Measures Against Racism Not Harsh Enough
On April 29, 2014, NBA commissioner Adam Silver dropped the hammer and announced that he will ban Sterling from the NBA for life and will do whatever he can in his power to force him to sell the team. In the meantime, sponsorships pulled away from the Clippers, citing that they did not want to be affiliated with a racist. A message was sent to America that day--Racism has no place in our country.
The same weekend the controversial recording was released, a Villarreal fan threw a banana at Barcelona defender Dani Alves before he took a corner kick. FIFA president Sepp Blatter has repeatedly expressed his displeasure with racism and promoted his “Say No To Racism” campaign to raise awareness, but why isn’t he, the leader of the highest power in world football, making any steps in his power to put an end to the issue of racism in football? Why hasn’t UEFA or FIFA stepped in to tell the Royal Spanish Football Federation to fight this issue?
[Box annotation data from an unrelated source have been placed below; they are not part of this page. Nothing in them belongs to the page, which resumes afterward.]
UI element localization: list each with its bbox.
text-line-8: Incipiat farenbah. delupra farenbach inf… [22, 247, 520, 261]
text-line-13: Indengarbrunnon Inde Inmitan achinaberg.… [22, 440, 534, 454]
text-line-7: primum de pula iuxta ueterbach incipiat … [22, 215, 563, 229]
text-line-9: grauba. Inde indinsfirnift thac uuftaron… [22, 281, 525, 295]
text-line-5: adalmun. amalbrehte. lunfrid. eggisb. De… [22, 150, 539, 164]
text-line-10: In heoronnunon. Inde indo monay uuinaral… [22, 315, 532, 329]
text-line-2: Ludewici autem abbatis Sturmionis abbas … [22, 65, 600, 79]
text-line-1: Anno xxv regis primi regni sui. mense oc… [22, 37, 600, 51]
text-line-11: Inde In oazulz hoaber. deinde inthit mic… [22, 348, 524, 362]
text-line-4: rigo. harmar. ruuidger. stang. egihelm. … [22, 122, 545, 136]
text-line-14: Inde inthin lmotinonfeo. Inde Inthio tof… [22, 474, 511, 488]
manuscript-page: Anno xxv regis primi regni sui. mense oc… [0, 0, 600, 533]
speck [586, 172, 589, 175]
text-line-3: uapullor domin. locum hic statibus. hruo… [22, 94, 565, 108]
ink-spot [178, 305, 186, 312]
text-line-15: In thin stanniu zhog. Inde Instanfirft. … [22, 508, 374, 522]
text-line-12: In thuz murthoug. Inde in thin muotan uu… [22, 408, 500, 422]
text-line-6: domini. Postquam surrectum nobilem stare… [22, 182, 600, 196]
In the face of racism, the NBA did not hesitate to find an immediate resolve to such xenophobic bigotry. Resolve doesn’t mean starting a meager campaign to raise awareness to the issue. Resolve means attacking the issue and using whatever power possible to eliminate the problem. In European football, the issue of racism has been brought up so many times and yet no resolve has ever been made.
Did anyone forget about the time AC Milan walked off the pitch during a friendly against Pro Patria because Kevin-Prince Boateng was racially abused? How about the time Fenerbahce player Emre Belozoglu called Trabzonspor’s Didier Zokora a “F***ing n*****?” Although the Turkish public prosecutors charged Belozoglu to face a six-month to two-year prison sentence, the Turkish Football only slapped him with a two-match ban.
Chelsea captain John Terry on the other hand doesn’t have to worry about facing time in prison and got away with a four-match ban and a £220,000 fine after racially abusing Queens Park Ranger’s Anton Ferdinand.
With little to no action made by the governing heads of multiple leagues, has progress been made to rid European football of racism entirely since?
Spain coach Vincente Del Bosque might be correct when he says that racism is not a widespread problem and that, “It’s not something everyone is doing,” but the Spanish coach clearly missed the key point. Not everyone is a racist, but the fact that there are racists associated with the game of football does present a major issue.
How is it possible that in a global game where people of different countries and skin colors play together that such degenerate xenophobic people remain affiliated with this sport?
It’s about time the football world gets with the times and start taking a serious approach in fighting racism. The governing heads of football must stop prioritizing the quality of the play and put racism on top of their agenda.
Football is such an influential pastime across the world. When the leaders of the sport take such a lax and unresponsive approach to major issues like racism, the people that follow it will reflect such action. It tells the world that although racism is a problem, it’s not that big of an issue.
Every football league and association should follow Silver’s approach to handling the racism issue. Each league and organization should hold each other accountable and set high standards in disciplining this issue.
Make the punishment for racism severe to the point that any acts of intolerance or bigotry will result in a lifetime ban from the game. If racism is a serious crime to the extent the Turkish government made Emre Belozoglu face a prison sentence, it would make sense for the Turkish Superlig to issue a lifetime ban to avoid association with such people. A couple of match bans just won’t do.
There are some leagues that ban fans for life or make teams play in front of empty stadiums if fan abuse is out of control. If the governing bodies are doing what they can to hold fans accountable, the same should be applied to players and staffs affiliated with the game.
If any European football league refuses to issue a lifetime ban to a racist player or owner, UEFA should do whatever they can in their power to deny European clubs the right to play in the Champions League until that issue is resolved.
If a national team player or coach makes racist comments about another country, FIFA should suspend the team from playing in a World Cup or any international competition until that racist player or coach is hit with a lifetime ban from football.
Reports have emerged from the NBA that owners are willing to unanimously vote on forcing Sterling to sell the Clippers in order to remove any association with the controversial owner. Perhaps every football league can follow the NBA’s model and give club owners the power to vote on the removal of any owner, staff member or athlete for xenophobic actions.
Every governing football league could recognize a loss in revenue or weakening relationships if they did so, but as stated before, the leaders of football must get their heads out the sand and see that there are bigger things in the world than football.
If steps as extreme as these aren’t taken, it only proves to show that these leagues and organizations are cowards and do not have the guts to rid themselves of a disease that has left European football in such a socially degenerate state.
The cure is never easy, but it’s always needed. It doesn’t matter how displeasing it is to have a surgery and undergo a rehabilitation process, if that is what it takes to cure a heart problem then it must be done.
If harsher measures aren’t taken by every football league to combat racism, then nothing will be done. As for the Villarreal fan who threw the banana, the team has banned the fan for life. However, one club is not strong enough to make the message clear. It’ll take a united effort from all clubs and leagues to make a harsh stand against racism in order to make the message clear to the entire world.
In the meantime, racism will still live, much to the shame of the beautiful game.